定。何医生现在把这些病历放在诊所网站上供全州针灸师免费下载,以后如果哪个针灸师想用你们的药材,可以直接查到对应的临床反馈数据。”
王大叔蹲下来翻了翻那份打印稿,他看不懂英文正文,但能看懂那些贴着标签的药材照片和病历编号。
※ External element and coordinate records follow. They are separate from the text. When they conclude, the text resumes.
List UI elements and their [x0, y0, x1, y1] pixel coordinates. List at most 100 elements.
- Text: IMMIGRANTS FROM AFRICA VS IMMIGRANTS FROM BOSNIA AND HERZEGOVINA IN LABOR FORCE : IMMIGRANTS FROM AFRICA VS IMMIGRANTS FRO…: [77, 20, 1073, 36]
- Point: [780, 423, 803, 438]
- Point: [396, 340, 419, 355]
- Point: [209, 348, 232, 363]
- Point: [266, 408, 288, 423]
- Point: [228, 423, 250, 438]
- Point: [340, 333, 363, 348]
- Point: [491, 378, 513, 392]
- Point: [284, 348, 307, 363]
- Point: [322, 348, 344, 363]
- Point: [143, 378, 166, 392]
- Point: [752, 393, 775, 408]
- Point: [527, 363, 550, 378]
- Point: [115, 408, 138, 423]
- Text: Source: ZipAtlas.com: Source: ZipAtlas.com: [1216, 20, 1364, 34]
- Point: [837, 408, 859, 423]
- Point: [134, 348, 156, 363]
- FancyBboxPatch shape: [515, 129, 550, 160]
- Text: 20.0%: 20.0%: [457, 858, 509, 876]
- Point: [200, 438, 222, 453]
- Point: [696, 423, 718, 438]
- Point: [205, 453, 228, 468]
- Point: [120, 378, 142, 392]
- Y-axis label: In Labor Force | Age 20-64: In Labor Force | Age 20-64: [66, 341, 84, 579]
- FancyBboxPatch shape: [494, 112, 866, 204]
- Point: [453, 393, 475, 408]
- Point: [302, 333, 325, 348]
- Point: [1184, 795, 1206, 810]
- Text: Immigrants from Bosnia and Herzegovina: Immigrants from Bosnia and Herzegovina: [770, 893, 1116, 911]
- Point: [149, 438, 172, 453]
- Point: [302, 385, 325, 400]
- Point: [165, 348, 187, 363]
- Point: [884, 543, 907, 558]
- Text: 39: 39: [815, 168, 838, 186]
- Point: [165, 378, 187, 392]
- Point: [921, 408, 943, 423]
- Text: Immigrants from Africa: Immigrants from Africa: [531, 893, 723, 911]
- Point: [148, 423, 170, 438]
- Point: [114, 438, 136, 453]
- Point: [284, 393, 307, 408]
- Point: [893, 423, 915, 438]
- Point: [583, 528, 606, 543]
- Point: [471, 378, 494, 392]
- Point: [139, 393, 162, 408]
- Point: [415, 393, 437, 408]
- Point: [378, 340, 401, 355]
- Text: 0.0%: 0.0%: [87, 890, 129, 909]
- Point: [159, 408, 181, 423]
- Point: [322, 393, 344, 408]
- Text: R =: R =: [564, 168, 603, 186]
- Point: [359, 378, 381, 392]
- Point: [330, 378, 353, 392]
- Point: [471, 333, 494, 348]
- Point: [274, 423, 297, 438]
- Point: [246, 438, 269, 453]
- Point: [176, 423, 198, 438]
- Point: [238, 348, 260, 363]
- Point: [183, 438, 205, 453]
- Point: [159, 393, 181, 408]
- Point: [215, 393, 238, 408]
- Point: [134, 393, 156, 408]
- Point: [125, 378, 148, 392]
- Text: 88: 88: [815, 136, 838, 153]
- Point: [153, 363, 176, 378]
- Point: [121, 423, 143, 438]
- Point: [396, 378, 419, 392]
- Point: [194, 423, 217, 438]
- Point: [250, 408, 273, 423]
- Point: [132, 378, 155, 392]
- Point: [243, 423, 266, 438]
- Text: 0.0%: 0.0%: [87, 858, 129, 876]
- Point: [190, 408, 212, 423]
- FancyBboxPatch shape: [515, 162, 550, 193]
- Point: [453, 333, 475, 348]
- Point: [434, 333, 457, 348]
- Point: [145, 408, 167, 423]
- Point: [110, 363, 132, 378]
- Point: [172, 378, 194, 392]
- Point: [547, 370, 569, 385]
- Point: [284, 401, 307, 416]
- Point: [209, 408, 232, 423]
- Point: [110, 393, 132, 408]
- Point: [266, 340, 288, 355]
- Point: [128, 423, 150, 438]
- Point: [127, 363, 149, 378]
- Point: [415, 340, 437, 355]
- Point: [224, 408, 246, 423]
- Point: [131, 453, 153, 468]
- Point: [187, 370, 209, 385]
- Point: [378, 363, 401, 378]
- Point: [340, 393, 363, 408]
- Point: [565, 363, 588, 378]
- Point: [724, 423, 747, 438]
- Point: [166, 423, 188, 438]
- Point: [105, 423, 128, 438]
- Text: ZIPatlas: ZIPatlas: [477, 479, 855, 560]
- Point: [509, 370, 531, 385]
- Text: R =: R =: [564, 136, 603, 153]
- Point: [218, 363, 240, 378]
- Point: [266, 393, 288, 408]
他用手掌在每张图片上按了按,像是在按什么需要确认的东西。最后他说了一句话:“俺爹那辈人种药材,种的是人情。俺这辈人种药材,种的是日子。到了俺儿子这辈,种药材种的是数据。人情会断,日子会变,但数据在那儿,谁想查都能查到。你帮我把这些临床反馈数据也存一份在俺们车间的档案室里,以后谁想来买药材,先看数据再看货。”
傍晚,贾国良一个人去了祖坟。
没有让任何人陪。他沿着田埂走了差不多二十分钟,穿过一片已经收了玉米的旱地和一排老槐树,找到了那座坟。墓碑不大,青石的,上面刻着祖父和父亲的名字。碑前有一小片空地,打扫得很干净,边上种着两棵柏树,树冠不高但枝叶很密。一看就是有人定期来打理的。坟前还放着一束干了的白菊花,茎秆用红绳系着,不知道是谁放的。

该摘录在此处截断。